Yes, there are two official currencies used in Cuba. Yes, they are both called a peso. No, they are not the same.
The two currencies are called the Cuban Peso (CUP) and the Peso Convertible (CUC). Most tourists only do transactions in CUCs. For a long time, the U.S. dollar was an illegal second currency until it was finally legalized in 1993 and then replaced by the CUC.
The export of CUC is not allowed, so there is officially no CUC to buy outside of Cuba. If you’re flying into Cuba, you’ll need to bring your country’s currency in to be exchanged at the airport or somewhere else in Cuba. The CUC is pegged to the dollar in value, so you won’t need to do mental math gymnastics trying to calculate conversions at a shop or restaurant.

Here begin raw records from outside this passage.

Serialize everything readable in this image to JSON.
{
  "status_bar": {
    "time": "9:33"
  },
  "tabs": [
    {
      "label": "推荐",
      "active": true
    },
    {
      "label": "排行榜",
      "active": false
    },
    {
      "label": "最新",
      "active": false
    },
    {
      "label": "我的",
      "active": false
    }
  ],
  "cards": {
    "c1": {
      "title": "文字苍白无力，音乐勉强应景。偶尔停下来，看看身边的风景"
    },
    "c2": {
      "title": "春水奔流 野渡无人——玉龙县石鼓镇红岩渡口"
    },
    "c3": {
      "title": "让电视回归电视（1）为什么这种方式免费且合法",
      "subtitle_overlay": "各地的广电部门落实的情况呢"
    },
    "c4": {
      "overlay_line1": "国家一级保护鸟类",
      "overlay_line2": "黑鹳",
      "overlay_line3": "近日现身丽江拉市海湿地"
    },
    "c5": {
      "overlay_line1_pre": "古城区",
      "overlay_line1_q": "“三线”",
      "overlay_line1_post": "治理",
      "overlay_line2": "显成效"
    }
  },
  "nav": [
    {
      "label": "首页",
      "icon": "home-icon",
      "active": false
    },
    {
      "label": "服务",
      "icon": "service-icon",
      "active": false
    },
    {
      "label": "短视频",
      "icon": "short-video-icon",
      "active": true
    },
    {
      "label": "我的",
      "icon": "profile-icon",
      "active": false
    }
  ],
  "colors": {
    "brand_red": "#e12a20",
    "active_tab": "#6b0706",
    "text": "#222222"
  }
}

So, who uses the CUP? Most Cubans are paid in CUP. As you might have guessed, it is also worth considerably less than CUCs. While tourists travel through Cuba buying chips at hotel snack bars, they are paying for lunch what many Cubans earn in a month. CUPs are designed to purchase goods in state owned stores where all the goods are price-controlled.
However, many of the state run stores fail to keep many basic goods in stock. The system is wildly unpopular and advantages tourists rather than Cubans. Why? Put simply, Cuba’s entire economy today practically depends on tourism and remittances. There have been plans to unify the two currencies, but little action has been taken to fulfill such plans.